By Ashanti Kafi
I’ve noticed, as I’m sure you all have, There has been a lot of recent discussion about tax credits, tax abatement, and rebates given to corporations as it relates to redevelopment of the City of Detroit. Particularly in Downtown Detroit. And I began to ask myself “Do I really understand what this means?” “Is what’s happening good for the city and good for me, a single taxpayer?” So, I started to research to understand how it all works. This is not the most entertaining subject, but come to school with me. Here’s what I’ve learned.
Corporations pay taxes on commercial property that they own, the same as a homeowner pays taxes on their residential property. The difference however, is how those taxes are calculated. And how the municipality, in this case, the City of Detroit, uses that tax revenue.
I own my home in Detroit. My property taxes, like yours, if you own residential property, are primarily calculated using a formula that is based on market value and land use. We know this to be the assessed value. The assessed value is further calculated to get to a taxable value. The taxable value is multiplied by a Mill or a rate, which has been predetermined at the voting booth.
The formula for calculating taxes on a commercial property is based on future or projected income the property will generate.
For Instance, If I purchased a commercial storefront on Woodward. And I’ve projected that I would lease out that space for $7,000 per month or $84,000 per year. The property taxes that the City will make me pay would be based on that $84,000, in the assessment calculation. The assessed value is further calculated to get to a taxable value. The taxable value is multiplied by a Mill or a rate, which has been predetermined at the voting booth.
As voting citizens we’ve agreed that our tax revenue generated from the collection of taxes on real property will go to things such as state education, the general city fund, debt services, the library, school operating expenses, school debt, waste management (trash collection) and Wayne county.
Whereas, how tax revenue is generated and used from commercial properties, particularly commercial property development in Downtown Detroit is a little more complicated. The State of Michigan allows struggling cities to create governing bodies such as the Detroit Economic Growth Corporation (DEGC) and the Downtown Development Authority (DDA) which define how captured tax revenue is used to finance the redevelopment of a zoned area within its jurisdiction. In our case, Downtown Detroit.
These governing bodies have determined that most of the tax revenue generated from within these zones Downtown stays Downtown. They have also decided to use Tax Abatement and Tax Increment Financing (TIF) as strategies to draw commercial investors/developers to the City for the purpose of redeveloping Detroit.
Tax abatement is the process of eliminating, reducing, or postponing the payment of property taxes. While Tax Increment Financing is a financial strategy that gives tax money back to the investor or back to the zone using tax revenue generated from other sources.
We don’t want to persuade you in any direction on how to feel about what’s happening in our City. Simply to state facts. The redevelopment of our City has just been underway within the last 10-15 years. To get to where we are today, our elected officials have been crafty in how this redevelopment of our great city gets financed.

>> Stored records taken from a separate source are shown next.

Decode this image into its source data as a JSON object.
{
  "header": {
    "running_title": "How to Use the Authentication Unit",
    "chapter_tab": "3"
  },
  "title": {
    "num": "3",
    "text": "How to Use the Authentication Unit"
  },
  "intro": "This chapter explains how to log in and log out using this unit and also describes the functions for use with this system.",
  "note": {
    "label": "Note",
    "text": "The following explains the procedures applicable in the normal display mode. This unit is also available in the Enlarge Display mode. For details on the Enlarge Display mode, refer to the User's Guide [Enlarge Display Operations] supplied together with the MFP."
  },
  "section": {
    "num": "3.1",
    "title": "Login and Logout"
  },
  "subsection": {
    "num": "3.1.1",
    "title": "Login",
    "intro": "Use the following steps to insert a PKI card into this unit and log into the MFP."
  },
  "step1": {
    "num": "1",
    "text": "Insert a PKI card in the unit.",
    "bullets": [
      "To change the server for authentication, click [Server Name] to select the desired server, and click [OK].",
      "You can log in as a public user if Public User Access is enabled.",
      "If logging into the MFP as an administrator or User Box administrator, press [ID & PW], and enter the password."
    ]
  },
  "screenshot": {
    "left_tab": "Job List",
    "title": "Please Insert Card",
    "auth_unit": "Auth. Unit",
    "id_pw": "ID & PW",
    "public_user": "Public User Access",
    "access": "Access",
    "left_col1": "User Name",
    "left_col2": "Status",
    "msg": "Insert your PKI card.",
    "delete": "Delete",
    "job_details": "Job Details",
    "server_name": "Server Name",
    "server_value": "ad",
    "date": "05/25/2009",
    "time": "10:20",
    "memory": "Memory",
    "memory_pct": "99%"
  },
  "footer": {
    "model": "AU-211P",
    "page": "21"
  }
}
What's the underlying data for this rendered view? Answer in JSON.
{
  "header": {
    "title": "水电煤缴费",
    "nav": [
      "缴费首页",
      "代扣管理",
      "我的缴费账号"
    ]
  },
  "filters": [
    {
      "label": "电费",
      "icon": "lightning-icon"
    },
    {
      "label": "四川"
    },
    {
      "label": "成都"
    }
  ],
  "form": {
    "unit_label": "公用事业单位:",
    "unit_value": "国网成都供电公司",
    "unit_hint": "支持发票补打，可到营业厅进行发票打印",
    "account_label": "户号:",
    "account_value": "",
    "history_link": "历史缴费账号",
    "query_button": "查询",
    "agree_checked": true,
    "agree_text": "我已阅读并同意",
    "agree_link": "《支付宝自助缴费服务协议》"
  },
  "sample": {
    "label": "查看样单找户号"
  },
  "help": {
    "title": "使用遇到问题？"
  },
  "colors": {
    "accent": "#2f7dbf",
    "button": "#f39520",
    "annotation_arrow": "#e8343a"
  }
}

Due to the size of our undevelopment, and the state of our neglected infrastructure and property supply, the cost to transform Detroit is enormous. Our Mayor and City Council have adopted the strategy of rebuilding our City from the Center out. Their approach delays the redevelopment of residential neighborhoods outside of the Downtown area. This delay affects the administration of our schools, the development of residential housing, mental assistance programs and the like.
But I see momentum happening beyond Downtown on the horizon. We’ll talk about those later as well as if tax credits are applied equitably.